Walk a Mile in their Moccasins
What does the name of Washington, DC’s football team and the 30-mile ridge along the Allegheny Mountains stretching from western Maryland into Pennsylvania have in common? The names are considered by some to be offensive. For decades, Native Americans, with respect to “Redskins”, and African-Americans, with respect to “Negro” Mountain, have sought to rid the region of these lingering relics of a bygone era. Recognizing that each group’s separate efforts have resulted in little to no success, Cortland Milloy, a columnist for the Washington Post, called for African-Americans and Native Americans to pool their resources to create a stronger voice, one more likely to be heeded. Http://articles.washingtonpost.com/2013-01-29/local/36612601_1_offensive-names-washington-redskins-mount-davis.
On another front, Julian Bond and others are trying to forge “a national constituency for civil rights” that includes all Americans standing together to level the playing field for all Americans in our ongoing momentous struggle against inequality and injustice. After all, as Mr. Bond says, “[lesbian, gay, bisexual and transgender] rights are civil rights” worthy of inclusion in our “historic struggle for civil rights” and justice. A critical mass having the power to cut short a politician’s career or detrimentally affect the finances of a reluctant team owner has a better chance of educating the more callous among us and effecting change.
To speak in one voice, however, requires identifying with another’s feelings. Because intolerance is an equal opportunity victimizer, targeting a wide range of characteristics, including race, religion, national origin, gender, sexual preference, age and disability, almost all of us have had the “slings and arrows” of intolerance leveled directly at us. One would think empathy would come easy. Yet, it is still in short supply where intolerance is concerned.
We feign a failure to notice. We stand apart as if we are safe while the “other” is victimized – a “better him than me” mentality. We defend our prejudices by blaming the “other’s” thin-skin. We may even participate in offensive rituals to mask our own fear of being targeted or to pump ourselves up into believing that we are better than “them”. Even if we can say with all certainty that we are not bigots, racists or homophobes, who among us can say we have not laughed at an ethnic joke or said something stereotypically stupid?

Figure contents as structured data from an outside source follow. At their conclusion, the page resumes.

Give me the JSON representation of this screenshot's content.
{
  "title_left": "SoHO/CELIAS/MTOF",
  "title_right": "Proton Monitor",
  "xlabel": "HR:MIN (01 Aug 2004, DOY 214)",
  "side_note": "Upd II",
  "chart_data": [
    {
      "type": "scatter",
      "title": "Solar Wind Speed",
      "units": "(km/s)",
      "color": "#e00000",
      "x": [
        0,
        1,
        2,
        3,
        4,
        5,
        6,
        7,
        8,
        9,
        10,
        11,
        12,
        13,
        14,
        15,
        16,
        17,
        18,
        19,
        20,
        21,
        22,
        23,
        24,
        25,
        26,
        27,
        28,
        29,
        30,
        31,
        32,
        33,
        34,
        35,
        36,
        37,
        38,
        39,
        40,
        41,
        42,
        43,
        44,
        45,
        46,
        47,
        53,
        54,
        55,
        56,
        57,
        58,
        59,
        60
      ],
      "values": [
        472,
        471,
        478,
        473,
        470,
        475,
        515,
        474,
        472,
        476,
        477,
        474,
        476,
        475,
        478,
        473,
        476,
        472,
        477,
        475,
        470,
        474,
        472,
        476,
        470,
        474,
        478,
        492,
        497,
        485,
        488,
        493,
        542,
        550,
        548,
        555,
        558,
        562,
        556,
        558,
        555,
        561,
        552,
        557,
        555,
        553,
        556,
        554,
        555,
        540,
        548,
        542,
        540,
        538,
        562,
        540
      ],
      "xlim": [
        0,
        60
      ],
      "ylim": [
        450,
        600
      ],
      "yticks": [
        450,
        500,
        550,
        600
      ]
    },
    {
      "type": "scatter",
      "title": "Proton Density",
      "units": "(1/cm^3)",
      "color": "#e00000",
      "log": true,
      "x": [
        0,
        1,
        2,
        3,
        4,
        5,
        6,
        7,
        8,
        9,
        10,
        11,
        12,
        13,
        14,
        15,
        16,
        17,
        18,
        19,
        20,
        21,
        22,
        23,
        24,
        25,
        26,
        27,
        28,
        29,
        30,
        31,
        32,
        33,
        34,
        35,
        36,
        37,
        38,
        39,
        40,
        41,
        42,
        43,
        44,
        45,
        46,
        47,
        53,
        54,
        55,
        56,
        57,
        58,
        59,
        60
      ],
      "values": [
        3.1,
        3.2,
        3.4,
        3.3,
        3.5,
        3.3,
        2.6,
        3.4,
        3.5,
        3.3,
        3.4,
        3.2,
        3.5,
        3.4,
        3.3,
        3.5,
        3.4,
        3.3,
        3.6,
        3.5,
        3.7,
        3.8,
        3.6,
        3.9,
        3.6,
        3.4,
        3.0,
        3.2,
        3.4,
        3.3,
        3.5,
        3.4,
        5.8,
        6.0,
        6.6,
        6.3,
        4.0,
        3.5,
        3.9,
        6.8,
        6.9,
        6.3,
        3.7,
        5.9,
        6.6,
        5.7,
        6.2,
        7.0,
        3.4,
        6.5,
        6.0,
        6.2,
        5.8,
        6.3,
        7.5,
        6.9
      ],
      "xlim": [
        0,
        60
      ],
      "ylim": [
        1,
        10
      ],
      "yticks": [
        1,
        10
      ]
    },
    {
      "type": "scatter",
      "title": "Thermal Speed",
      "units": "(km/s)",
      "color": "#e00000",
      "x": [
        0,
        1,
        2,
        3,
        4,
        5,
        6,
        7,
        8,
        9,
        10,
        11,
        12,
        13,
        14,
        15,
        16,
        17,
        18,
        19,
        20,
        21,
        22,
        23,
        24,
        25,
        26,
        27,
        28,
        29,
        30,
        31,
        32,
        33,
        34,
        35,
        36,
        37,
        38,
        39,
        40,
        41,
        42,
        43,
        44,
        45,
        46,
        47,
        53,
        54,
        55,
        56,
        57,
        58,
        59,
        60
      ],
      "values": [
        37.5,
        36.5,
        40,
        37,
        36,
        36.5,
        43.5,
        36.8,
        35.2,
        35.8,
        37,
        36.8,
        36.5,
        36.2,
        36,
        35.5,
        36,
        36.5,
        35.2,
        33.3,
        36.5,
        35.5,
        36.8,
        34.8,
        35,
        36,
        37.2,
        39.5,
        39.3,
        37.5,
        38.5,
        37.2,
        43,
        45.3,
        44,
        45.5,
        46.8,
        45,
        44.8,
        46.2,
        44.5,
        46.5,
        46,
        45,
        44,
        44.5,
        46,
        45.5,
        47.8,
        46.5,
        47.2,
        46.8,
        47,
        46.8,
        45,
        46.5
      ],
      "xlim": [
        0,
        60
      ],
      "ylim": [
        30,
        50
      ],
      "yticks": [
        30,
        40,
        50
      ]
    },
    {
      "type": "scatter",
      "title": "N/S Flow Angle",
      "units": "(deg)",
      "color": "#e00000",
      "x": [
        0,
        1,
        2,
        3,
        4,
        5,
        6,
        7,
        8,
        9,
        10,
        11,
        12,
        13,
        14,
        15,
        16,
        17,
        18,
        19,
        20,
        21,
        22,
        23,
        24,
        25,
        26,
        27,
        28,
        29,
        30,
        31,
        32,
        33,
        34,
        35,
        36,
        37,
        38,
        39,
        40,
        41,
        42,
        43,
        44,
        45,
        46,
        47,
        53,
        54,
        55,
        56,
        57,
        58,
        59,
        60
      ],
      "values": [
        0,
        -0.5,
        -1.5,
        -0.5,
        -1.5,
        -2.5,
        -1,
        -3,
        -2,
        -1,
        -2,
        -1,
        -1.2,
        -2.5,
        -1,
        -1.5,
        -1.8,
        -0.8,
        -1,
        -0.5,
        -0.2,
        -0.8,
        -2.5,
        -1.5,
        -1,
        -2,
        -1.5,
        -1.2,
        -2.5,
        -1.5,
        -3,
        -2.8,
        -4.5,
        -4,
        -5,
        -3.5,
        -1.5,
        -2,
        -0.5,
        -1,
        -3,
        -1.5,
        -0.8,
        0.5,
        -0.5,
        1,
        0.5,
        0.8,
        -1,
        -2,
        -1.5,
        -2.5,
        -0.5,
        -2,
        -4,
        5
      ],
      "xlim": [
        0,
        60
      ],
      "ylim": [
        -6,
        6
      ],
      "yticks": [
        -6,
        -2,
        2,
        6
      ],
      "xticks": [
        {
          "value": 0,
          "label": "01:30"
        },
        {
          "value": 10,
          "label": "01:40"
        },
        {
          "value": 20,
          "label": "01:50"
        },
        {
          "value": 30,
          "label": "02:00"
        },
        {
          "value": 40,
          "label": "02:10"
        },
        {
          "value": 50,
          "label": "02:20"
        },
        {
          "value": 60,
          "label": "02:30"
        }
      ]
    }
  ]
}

Yet, we seethe when vitriol is leveled against us, and are blithely unaware when vitriol spews from us. Now is the time to walk a mile in their moccasins. Now is the time to feel someone else’s pain. To paraphrase Dr. Martin Luther King, Jr., on this the 50th anniversary of his historic March on Washington – “No one is free [of injustice and intolerance] until everyone is free [of injustice and tolerance]”.